By the mid-1920s, the deductive method had long since become the accepted mode of inquiry for discovering laws relating to the behavior of market phenomena. There was little concern about reinforcing deductive analysis with empiricism beyond the casual sort that used actual (or conjectural) data for purposes of example and illustration. Wesley Mitchell’s work at Columbia University and at the National Bureau of Economic Research in business cycles, along with Irving Fisher’s development at Yale of index numbers to measure price-level changes, were exceptions to the preference of most economists in the United States toward deductive economics. Marshall’s Principles and his strong reservations about the application of mathematical methods to economics influenced most economists to rely on deductive analysis for their own work, and teach it to their students.
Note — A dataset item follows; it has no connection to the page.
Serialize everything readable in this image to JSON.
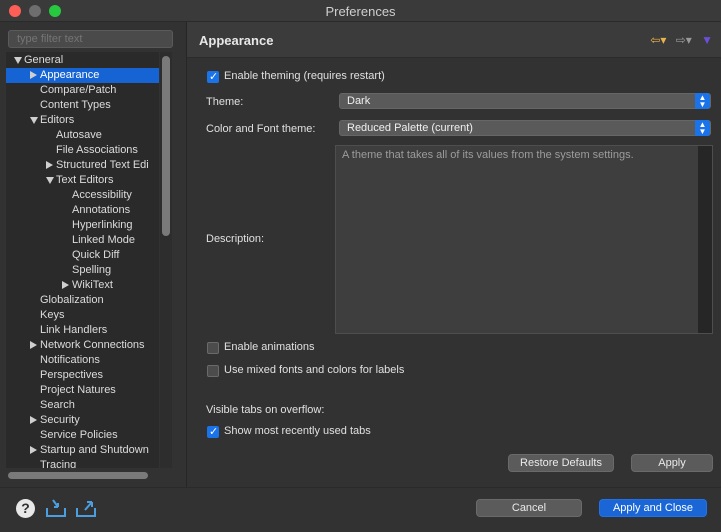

Thus, mathematics and statistics existed as disciplines that remained quite separate from economics

The creative spasm of theoretical innovation known as “high theory,” which dates from the mid-1920s, also encouraged new methods for studying the behavior of the economy, though these were not primarily mathematical or statistical. Concern about cyclical phenomena and the usefulness of the ex ante-ex post

construct of the Stockholm School are among the intellectual breakthroughs of the period. Unlike the neoclassical concept of equilibrium, which focused on the requisites for an economy’s return to stability, the ex ante-ex post construct offered a way of conceiving of an economy in the process of changing from one phase of the business cycle to another.1 Once suggested, this idea implied the need to invent a method to evaluate the relative merits of one plausible cycle theory as opposed to another equally plausible theory. The challenge was taken up by the League of Nations, which commissioned Jan Tinbergen, a Dutch scholar, to evaluate their relative merits empirically. Jointly, with the Norwegian Ragnar Frisch, he became the 1969 recipient of the Nobel prize in economics. Tinbergen’s 1939 statistical verification of alternative business cycle theories, which pioneered the method of least squares and regression analysis, marks the beginning of econometrics as the sister discipline of economics. It also marks the beginning of the third and present stage of numeracy, in which economics has emerged as a predictive rather than as a moral science.